Started out the day irrationally proud of myself. Yay, I made it through my first day of the Camino! Yay, I slept in a youth hostel and showered in kind of a sketchy bathroom! I was not deterred by the mildewy smell of the water from the dispenser. Or the Savannah paper mill smell outside. Good job, Lis, you are a real hiker now. You can take any experience this Camino thing can throw at you!
And I didn’t even blink when Drew told me we didn’t have time to ride the funicular in San Sebastian (ok, maybe I pouted a little).
A few hours later, we were hiking through this beautiful, rolling farmland that feels eerily like Bainbridge, with blackberry vines, ferns and apple trees. We pass the sweetest little pilgrim aid station and some baby cows. And then…the hordes came.
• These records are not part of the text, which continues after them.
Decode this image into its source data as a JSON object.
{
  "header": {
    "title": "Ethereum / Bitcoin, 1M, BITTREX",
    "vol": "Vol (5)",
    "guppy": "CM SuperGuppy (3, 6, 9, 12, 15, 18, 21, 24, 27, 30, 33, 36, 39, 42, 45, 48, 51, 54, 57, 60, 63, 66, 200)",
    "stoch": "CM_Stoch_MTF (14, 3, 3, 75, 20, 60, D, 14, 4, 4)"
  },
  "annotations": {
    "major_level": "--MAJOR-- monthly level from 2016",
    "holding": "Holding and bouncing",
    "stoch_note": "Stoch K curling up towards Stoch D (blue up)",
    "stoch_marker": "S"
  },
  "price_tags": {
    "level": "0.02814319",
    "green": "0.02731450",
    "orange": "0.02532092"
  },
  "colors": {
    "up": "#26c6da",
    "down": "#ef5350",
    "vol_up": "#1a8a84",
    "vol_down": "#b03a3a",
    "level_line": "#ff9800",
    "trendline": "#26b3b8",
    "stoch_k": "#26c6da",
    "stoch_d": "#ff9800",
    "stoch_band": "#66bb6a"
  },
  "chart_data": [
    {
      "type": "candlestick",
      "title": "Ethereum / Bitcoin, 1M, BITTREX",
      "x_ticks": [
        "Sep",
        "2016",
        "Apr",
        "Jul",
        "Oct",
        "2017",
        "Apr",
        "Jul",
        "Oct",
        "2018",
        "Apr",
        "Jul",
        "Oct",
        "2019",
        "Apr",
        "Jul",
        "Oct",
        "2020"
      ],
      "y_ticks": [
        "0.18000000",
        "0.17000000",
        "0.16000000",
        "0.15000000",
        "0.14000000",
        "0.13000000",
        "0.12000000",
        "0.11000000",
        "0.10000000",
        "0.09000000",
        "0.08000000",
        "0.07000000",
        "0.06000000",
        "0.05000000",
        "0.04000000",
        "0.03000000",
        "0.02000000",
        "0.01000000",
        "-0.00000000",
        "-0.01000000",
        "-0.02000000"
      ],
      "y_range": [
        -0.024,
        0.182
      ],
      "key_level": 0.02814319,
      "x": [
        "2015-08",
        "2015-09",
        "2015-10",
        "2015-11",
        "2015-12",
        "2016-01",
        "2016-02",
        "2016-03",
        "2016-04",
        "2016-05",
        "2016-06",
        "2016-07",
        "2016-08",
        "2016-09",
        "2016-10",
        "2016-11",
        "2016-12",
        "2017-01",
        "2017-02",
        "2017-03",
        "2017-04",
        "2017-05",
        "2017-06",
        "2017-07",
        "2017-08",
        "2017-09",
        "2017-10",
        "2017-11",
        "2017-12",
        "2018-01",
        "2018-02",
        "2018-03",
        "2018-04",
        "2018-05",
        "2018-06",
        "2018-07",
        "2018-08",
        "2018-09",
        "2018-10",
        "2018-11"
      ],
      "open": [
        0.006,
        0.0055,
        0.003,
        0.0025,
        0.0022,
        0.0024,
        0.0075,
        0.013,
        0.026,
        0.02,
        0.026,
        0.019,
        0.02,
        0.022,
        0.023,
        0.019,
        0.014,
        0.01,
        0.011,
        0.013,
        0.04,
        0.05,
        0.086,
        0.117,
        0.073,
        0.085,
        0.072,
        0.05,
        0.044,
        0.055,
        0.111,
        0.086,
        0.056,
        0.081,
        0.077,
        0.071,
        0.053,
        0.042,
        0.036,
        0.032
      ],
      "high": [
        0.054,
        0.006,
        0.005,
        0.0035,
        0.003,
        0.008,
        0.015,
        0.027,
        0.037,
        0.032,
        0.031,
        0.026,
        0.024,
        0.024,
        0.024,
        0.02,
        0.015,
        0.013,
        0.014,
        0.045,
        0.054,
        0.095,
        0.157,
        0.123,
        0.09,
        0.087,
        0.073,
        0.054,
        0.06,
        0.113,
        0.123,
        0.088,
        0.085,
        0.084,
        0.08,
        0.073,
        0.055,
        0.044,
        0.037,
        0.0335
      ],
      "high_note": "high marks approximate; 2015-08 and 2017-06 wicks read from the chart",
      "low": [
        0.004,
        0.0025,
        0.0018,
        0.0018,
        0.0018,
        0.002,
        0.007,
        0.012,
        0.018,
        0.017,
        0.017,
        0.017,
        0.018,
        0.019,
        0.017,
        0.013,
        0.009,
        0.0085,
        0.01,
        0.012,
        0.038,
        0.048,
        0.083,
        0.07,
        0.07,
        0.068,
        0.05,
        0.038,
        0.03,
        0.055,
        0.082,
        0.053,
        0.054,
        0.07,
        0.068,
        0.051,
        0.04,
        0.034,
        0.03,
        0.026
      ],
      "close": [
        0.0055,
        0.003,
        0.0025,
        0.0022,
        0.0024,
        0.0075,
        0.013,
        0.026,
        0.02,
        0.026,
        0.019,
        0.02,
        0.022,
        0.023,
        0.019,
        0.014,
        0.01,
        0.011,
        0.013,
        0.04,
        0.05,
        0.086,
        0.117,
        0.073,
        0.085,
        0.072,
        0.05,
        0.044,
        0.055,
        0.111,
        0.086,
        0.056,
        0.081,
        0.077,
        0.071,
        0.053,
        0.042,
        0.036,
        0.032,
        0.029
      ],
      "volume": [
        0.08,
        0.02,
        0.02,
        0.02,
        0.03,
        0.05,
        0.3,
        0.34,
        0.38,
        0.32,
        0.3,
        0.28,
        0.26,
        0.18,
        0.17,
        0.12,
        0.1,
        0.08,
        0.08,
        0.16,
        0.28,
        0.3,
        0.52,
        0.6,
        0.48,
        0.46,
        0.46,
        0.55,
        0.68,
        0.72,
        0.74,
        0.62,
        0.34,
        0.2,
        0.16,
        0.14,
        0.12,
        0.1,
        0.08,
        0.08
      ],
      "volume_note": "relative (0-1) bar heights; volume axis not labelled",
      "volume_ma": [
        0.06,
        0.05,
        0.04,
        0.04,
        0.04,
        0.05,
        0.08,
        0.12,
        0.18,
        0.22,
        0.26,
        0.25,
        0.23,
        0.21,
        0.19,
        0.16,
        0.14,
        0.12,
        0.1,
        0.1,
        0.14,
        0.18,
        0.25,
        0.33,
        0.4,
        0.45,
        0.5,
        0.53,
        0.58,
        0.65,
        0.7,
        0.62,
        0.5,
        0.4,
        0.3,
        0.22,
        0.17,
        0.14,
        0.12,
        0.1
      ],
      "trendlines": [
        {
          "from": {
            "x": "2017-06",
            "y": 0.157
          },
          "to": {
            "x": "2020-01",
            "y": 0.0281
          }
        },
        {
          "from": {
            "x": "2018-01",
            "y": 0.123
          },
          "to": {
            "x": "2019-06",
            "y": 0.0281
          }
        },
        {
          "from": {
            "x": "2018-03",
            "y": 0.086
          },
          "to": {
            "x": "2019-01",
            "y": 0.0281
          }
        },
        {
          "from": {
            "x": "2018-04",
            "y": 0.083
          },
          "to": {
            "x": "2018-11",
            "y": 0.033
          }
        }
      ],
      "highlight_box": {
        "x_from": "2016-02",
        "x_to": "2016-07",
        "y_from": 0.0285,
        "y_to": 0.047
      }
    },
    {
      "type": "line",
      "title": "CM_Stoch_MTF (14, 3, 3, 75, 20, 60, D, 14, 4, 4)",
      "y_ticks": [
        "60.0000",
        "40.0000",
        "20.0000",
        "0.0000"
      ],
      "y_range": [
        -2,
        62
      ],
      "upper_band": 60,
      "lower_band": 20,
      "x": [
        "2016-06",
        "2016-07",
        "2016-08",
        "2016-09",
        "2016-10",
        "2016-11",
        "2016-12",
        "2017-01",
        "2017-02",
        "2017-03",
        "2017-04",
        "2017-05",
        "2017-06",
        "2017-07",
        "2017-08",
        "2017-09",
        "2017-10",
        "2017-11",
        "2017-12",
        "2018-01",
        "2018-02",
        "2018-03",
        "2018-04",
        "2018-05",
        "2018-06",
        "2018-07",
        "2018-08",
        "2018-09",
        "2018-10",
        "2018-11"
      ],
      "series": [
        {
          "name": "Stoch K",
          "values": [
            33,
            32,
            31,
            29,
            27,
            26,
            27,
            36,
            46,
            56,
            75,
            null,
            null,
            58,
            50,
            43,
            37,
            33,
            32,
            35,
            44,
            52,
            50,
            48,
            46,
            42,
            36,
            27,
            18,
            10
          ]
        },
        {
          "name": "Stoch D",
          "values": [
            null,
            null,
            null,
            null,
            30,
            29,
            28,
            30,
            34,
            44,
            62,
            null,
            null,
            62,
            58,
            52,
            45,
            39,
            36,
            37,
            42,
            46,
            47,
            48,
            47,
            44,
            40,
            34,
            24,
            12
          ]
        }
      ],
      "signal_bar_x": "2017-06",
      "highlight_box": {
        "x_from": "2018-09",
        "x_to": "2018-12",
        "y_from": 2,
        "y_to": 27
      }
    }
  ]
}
A group of kids almost RUNNING down the same rocky paths that just kicked my butt. You could hear the Europop from their phones and the screeching and tittering between tween queens. And the calm Zen of my morning went out the window. Instead, I became crazy freaky–I kicked into fifth gear just to stay ahead of what Drew and I dubbed the “zombies.” I got angry at the horde for destroying my rhythm, for *making* me want to hike faster instead of enjoying the experience. I felt bitter and resentful towards them for their youth, their boundless energy and strong muscles. It is not until an hour or so after we leave the kids behind at their lunch break, that I begin to feel it–shame. It’s not the kids’ fault that they are on the same paths that I am walking on. And it is not a crime to be young and fit. What kind of a horrible person am I to feel that strongly toward strangers? Ok, maybe I’ve not got this Camino thing worked out yet.
Around this time, we get to Orio, our planned stop for the night. My shins are starting to scream, but the albergue is only supposed to be 2km away, on the other side of town. So we power through. I entertain myself by admiring all the graffiti covering every concrete barrier and overpass. Note to self: Need to learn Euskara so I can understand all the political statements spray-painted all over town. And then, there it is! The albergue looks like a school, chain link fence around a play area, concrete block building. There is no obvious entrance, so we go around back, looking for an office. I start repeating the Spanish in my head, and bracing myself (because, you know, people) when this woman comes out of the building and starts frantically waving her arms. “No!” she says, before I can say anything. I am stunned and stand there, frozen. She keeps saying “no,” and other, unintelligible things in Basque before going back inside.
But now what? My body was achy all over, and my mind had already skipped ahead and anticipated rest. There was nothing else to do but step back onto the path and up a big hill. Every breath burned, every step was heavy. My head hung down, and I stared at my feet, actively willing them to keep moving, counting every tired shuffle. 1, 2, 3….by the time I got to 100, we were at a little flat place next to a grape arbor, and the albergue was out of sight. Though we were nowhere near a stopping place, and I was tired, oh so tired, getting to that crest felt like a huge victory.